POTATO PRODUCTION this year is likely to be around 6% below 2004, according to provisional figures from the British Potato Council (BPC).

Total production for 2005 is estimated at 5,659,000 tonnes, compared to 6,009,000t last year. The drop is due to two percent lower yields, combined with a 4% fall in area, said the BPC’s Denis Alder.

“Yields were down slightly due to later planting and drier than normal conditions this summer. As a result many crops were slightly less bold and had smaller tubers.”

But demand is relatively slow at the moment, which means prices are not increasing as they did in 2003 – when production was at a similar level (5,812,000t), he suggested.

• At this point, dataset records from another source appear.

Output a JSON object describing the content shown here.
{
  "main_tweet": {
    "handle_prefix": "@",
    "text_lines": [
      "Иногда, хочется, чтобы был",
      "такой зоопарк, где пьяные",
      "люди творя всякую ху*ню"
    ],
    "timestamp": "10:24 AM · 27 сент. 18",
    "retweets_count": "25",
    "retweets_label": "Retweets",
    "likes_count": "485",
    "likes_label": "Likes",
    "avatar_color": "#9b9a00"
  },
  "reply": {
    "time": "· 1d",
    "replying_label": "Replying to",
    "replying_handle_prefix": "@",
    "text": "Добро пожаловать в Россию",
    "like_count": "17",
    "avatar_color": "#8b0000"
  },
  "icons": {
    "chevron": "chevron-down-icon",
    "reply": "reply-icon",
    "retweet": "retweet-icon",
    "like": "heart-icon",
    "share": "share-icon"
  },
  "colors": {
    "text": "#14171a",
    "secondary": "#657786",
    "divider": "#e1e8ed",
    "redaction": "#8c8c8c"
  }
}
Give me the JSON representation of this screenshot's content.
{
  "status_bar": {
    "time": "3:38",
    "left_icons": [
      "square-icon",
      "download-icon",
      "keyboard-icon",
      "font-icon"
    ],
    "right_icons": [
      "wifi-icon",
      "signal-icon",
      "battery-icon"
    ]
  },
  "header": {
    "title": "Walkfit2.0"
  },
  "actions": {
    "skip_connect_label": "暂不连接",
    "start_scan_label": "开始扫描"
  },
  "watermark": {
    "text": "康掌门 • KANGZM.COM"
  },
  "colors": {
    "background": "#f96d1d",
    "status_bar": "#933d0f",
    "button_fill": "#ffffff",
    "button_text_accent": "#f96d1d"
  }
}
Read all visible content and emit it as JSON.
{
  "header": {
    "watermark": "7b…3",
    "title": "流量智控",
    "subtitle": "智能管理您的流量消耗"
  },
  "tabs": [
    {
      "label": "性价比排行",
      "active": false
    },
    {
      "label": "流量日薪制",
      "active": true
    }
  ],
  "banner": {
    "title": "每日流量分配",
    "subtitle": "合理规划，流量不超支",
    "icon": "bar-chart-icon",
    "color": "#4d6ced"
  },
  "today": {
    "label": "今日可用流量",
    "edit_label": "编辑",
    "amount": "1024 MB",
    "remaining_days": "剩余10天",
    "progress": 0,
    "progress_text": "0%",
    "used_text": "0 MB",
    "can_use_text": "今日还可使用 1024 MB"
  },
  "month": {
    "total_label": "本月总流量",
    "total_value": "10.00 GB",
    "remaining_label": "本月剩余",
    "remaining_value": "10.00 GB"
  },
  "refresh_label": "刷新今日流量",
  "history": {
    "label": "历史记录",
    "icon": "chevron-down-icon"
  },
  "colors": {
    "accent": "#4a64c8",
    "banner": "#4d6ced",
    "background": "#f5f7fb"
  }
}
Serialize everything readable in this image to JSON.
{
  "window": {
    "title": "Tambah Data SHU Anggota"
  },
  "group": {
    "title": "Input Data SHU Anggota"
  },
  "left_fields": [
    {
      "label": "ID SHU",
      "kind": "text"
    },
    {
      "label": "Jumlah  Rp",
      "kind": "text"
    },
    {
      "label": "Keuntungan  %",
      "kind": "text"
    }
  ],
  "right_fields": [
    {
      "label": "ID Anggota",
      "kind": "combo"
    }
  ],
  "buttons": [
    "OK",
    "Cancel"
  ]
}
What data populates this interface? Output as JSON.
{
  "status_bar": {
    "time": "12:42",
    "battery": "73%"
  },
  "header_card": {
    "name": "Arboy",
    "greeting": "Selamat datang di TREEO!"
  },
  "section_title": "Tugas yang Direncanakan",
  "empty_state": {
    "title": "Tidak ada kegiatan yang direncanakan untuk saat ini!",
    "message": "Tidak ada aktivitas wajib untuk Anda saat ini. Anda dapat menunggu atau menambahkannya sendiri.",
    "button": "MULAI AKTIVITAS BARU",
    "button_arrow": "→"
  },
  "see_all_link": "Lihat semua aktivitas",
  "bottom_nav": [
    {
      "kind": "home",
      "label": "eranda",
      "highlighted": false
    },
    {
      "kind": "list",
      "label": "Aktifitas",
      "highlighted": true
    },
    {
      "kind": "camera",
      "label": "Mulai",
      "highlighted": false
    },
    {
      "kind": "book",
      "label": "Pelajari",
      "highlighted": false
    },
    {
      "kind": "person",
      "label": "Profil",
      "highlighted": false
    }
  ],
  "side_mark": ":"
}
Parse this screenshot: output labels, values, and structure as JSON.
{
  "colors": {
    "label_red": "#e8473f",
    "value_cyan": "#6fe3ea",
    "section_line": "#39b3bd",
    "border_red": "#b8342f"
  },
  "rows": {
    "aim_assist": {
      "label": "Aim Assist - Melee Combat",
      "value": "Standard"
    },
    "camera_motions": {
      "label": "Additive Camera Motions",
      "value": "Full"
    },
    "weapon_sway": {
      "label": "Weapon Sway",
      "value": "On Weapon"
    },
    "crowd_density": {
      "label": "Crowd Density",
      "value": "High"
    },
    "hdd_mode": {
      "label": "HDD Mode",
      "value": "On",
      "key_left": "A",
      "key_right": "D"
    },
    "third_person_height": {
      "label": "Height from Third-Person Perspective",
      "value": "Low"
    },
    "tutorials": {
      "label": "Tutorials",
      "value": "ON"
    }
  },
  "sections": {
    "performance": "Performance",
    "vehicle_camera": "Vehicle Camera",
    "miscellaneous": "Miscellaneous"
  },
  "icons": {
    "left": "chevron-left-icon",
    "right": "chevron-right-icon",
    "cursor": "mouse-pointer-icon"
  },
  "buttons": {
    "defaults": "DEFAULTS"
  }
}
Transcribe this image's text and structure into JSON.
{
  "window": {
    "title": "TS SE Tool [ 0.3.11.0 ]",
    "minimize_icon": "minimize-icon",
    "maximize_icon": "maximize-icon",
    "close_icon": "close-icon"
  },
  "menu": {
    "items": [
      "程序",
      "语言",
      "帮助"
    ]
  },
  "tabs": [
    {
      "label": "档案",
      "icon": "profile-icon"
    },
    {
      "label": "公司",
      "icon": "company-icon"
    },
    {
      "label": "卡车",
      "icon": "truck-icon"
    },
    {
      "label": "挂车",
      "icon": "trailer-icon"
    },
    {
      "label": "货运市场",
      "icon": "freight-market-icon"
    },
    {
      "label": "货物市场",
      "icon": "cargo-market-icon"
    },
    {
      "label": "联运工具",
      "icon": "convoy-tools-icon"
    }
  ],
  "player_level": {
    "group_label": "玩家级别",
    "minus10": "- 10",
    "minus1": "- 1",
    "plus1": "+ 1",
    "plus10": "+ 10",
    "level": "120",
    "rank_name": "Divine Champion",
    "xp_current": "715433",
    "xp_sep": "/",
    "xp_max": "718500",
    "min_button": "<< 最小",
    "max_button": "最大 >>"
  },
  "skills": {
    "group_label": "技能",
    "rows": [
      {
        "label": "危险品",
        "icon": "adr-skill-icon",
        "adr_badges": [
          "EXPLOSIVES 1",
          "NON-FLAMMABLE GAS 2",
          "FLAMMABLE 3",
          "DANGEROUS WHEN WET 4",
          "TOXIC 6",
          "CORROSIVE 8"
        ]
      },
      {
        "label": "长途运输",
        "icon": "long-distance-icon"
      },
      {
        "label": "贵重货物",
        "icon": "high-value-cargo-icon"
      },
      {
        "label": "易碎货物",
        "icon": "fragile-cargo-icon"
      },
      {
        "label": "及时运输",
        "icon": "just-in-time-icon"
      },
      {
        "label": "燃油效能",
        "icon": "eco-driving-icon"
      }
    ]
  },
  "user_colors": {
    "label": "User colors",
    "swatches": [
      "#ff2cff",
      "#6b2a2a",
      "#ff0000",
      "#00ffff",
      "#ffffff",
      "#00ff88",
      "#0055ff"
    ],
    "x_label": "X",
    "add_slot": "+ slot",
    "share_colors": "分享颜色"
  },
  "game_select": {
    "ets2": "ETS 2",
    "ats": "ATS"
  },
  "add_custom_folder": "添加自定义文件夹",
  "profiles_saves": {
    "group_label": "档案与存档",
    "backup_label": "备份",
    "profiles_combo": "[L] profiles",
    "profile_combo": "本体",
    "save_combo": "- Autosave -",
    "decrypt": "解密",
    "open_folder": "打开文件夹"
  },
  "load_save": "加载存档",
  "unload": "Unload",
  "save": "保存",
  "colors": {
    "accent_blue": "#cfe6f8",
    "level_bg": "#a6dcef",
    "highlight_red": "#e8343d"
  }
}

Average maincrop prices are around £84/t ex-farm, compared to £77/t last year. “Supply and demand are pretty much in balance and demand is quite weak, particularly from the food service sector.”

On the upside, good lifting conditions in most areas means quality and storage prospects are generally good, apart from some localised incidence of common scab in drier areas, he added.

Looking forward to next year, Mr Alder does not expect to see any turn around in the long term trend for decreasing potato area.

“If prices remain as unexciting as they are at the moment, we have to assume there will be no increase in planted area. It is likely to stay about the same or perhaps fall further.”

Final estimates of production and area for the 2005 crop year will be published mid-January 2006.